Heritage versus casinos
The research, “Tracking the evolution of a destination’s image by text-mining online reviews – the case of Macau”, was published in July in the academic journal Tourism Management Perspectives. It was the first paper of its kind to consider “the evolution of a changing destination over a significant number of years through text-mining the online reviews stored on a popular tourism social platform,” the authors noted. The Macao Science and Technology Development Fund funded the research.
“It has during the last decade become a common practice for tourists to post an account of their travel experience online,” researchers Dr. Wong and Dr. Qi wrote. They said that from 2005 to 2013 the number of TripAdvisor reviews on Macao “exploded” from “a handful” between 2005 and 2008 to more than 3,000 in 2013.
According to its parent company, TripAdvisor has so far garnered more than 535 million reviews and opinions covering more than 7 million accommodation venues, airlines, tourist attractions and restaurants worldwide. The website reportedly records on average per month approximately 415 million visitors.
“While some popular online media… tend to be used only by certain linguistic groups of online users, TripAdvisor, where reviews are mostly written in English, has users from all over the world,” the researchers noted. “It is thus reasonable to assume that it is the international tourists (i.e. not from Greater China) who post and consult the reviews found on the site.”

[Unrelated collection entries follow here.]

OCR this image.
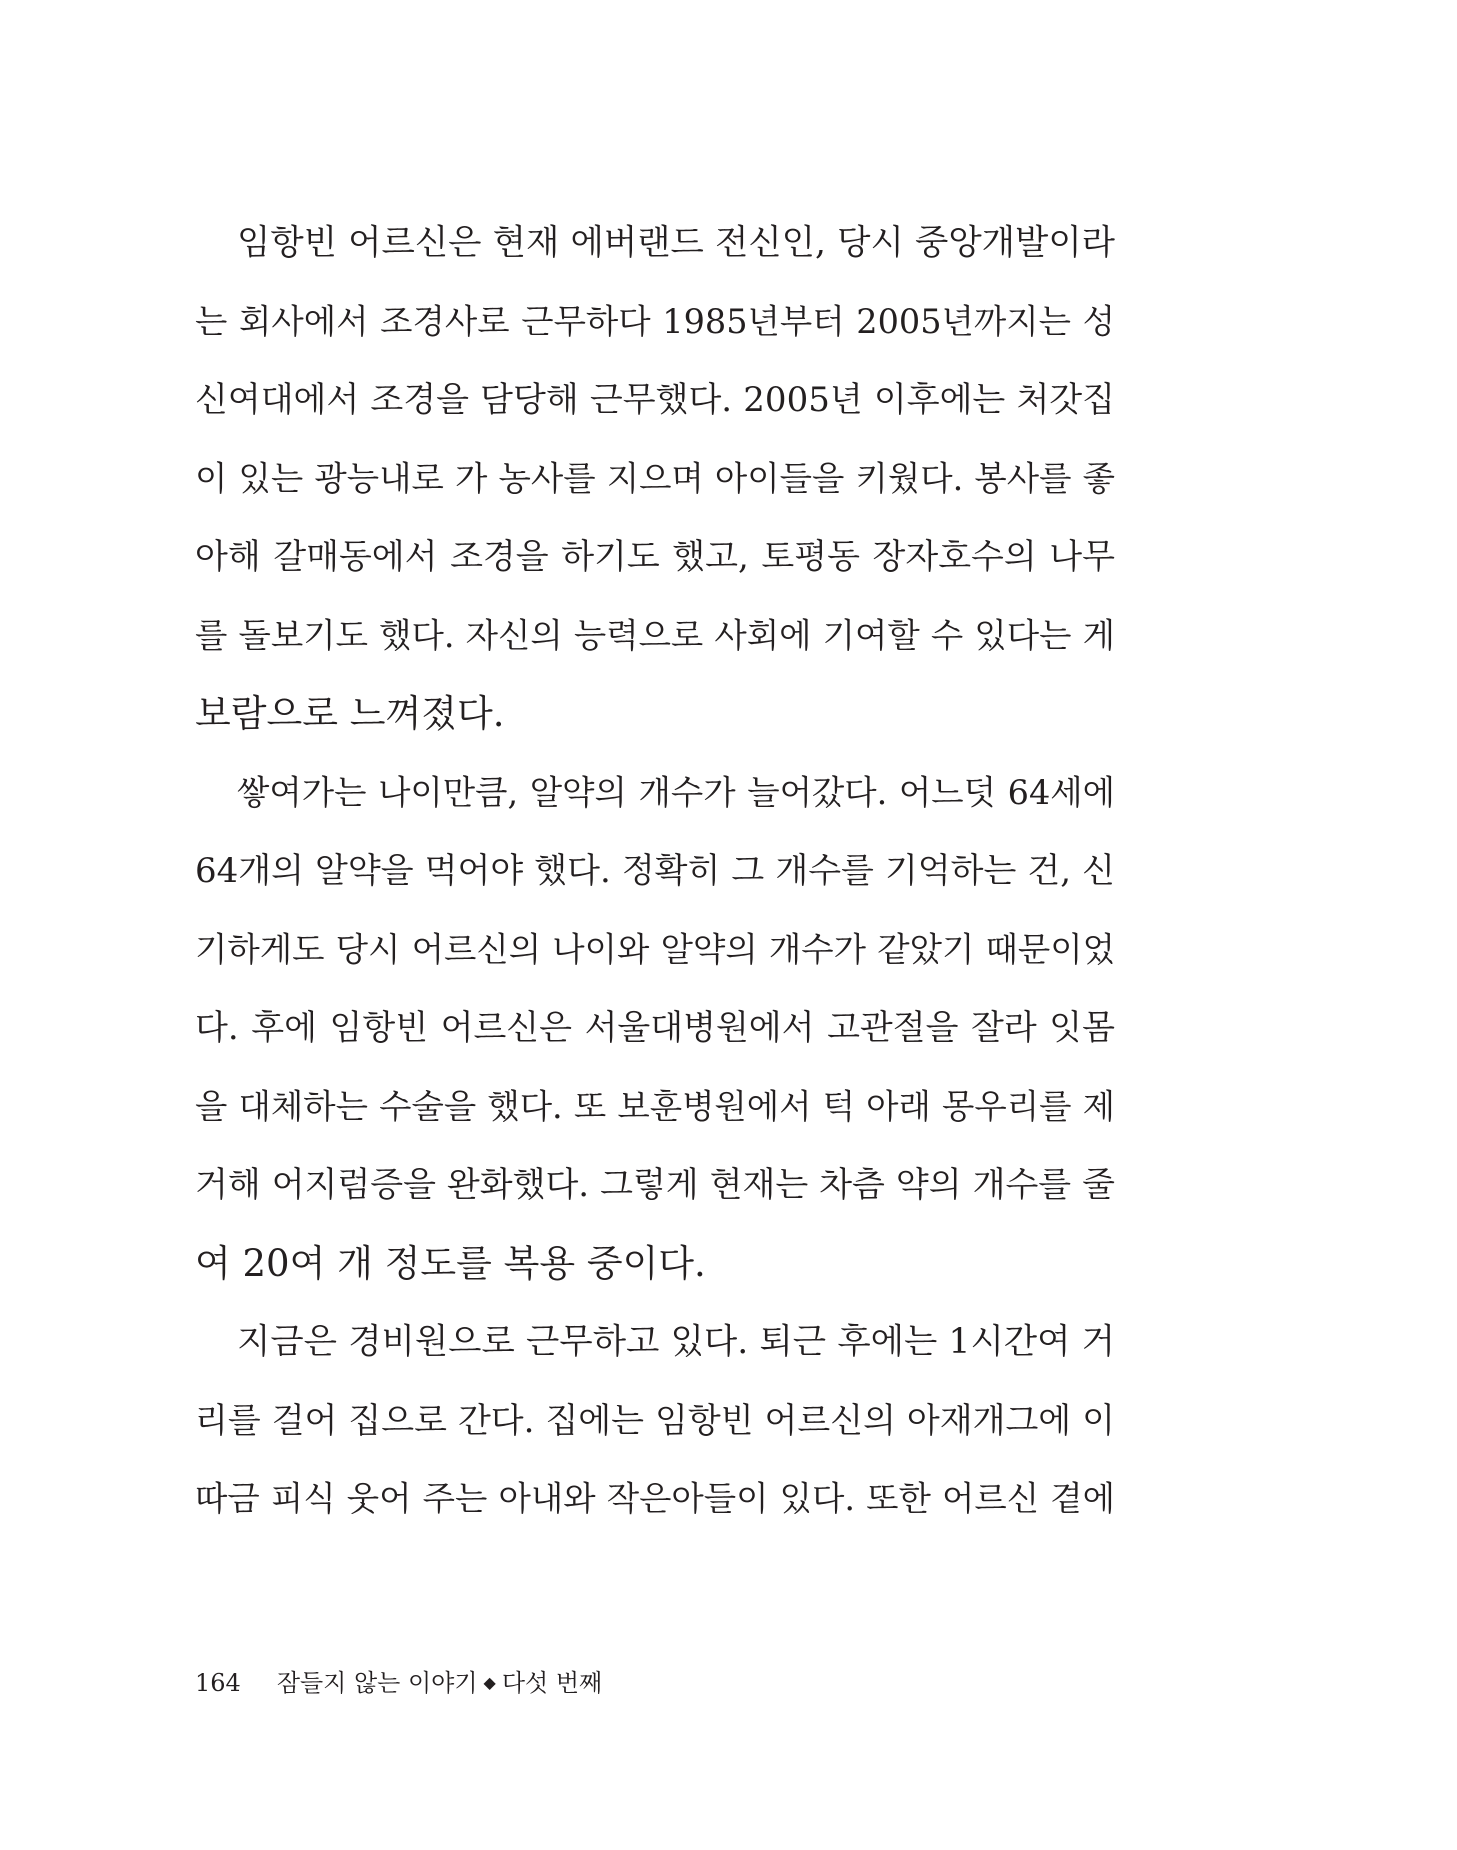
임항빈 어르신은 현재 에버랜드 전신인, 당시 중앙개발이라
는 회사에서 조경사로 근무하다 1985년부터 2005년까지는 성
신여대에서 조경을 담당해 근무했다. 2005년 이후에는 처갓집
이 있는 광능내로 가 농사를 지으며 아이들을 키웠다. 봉사를 좋
아해 갈매동에서 조경을 하기도 했고, 토평동 장자호수의 나무
를 돌보기도 했다. 자신의 능력으로 사회에 기여할 수 있다는 게
보람으로 느껴졌다.
쌓여가는 나이만큼, 알약의 개수가 늘어갔다. 어느덧 64세에
64개의 알약을 먹어야 했다. 정확히 그 개수를 기억하는 건, 신
기하게도 당시 어르신의 나이와 알약의 개수가 같았기 때문이었
다. 후에 임항빈 어르신은 서울대병원에서 고관절을 잘라 잇몸
을 대체하는 수술을 했다. 또 보훈병원에서 턱 아래 몽우리를 제
거해 어지럼증을 완화했다. 그렇게 현재는 차츰 약의 개수를 줄
여 20여 개 정도를 복용 중이다.
지금은 경비원으로 근무하고 있다. 퇴근 후에는 1시간여 거
리를 걸어 집으로 간다. 집에는 임항빈 어르신의 아재개그에 이
따금 피식 웃어 주는 아내와 작은아들이 있다. 또한 어르신 곁에
164 잠들지 않는 이야기 ◆ 다섯 번째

The 2 IFT scholars concluded that – based on the TripAdvisor reviews of Macao between 2005 and 2013 – “the links between ‘Macao’ and terms representing both the heritage sites and the non-gambling attractions in the new casino complexes become stronger and more direct over time while the opposite happens to the links between ‘Macao’ and the term ‘casino’”. They added: “While ‘casino’ is a relatively frequent term, its frequency decreases over time in spite of the increase in the number of such establishments in Macao.”
The researchers additionally pointed out that Macao is no longer regarded in TripAdvisor reviews as the “Las Vegas of the East”: the term stopped being widely used by reviewers after 2010. “This suggests that ‘the Las Vegas of the East’ is not how the international tourists see Macao today and thus not how it should be advertised to them,” the scholars stated. “MGTO has been both prescient and consistent in this respect.”
Also apparent from the TripAdvisor reviews is that older leisure attractions in Macao are losing ground to newer ones. “The new leisure activities now available in the Cotai complexes are clearly crowding out the older such activities,” the researchers noted. Attractions losing appeal to international visitors included Taipa Village and a cluster of venues located close to the Outer Harbour Ferry Terminal such as Macau Fisherman’s Wharf, the Cultural Centre and several museum facilities.
The IFT scholars also noted that the availability of shuttle bus services between border checkpoints and hotels and casinos in Macao was “unreservedly appreciated” in the TripAdvisor reviews. “This suggests that easing tourist mobility to the neglected attractions might help bring them back into the loop, which would further increase the variety of attractions actually patronised by international tourists and motivate them to [make] longer stays in the territory than is the case today.”
Looking ahead, Dr. Wong and Dr. Qi suggested a study similar to their analysis of TripAdvisor reviews on Macao be conducted using reviews on Chinese social media written in the Simplified Chinese typically used by Mandarin speakers, to “find out whether Chinese tourists’ perceptions are different from the ones of international tourists.”
Dr. Qi Shanshan, an IFT Invited Assistant Professor, holds a Ph.D. degree from the Hong Kong Polytechnic University. Her research interests include computer technology applications related to tourism and tourism/hospitality website evaluations, data mining and destination marketing.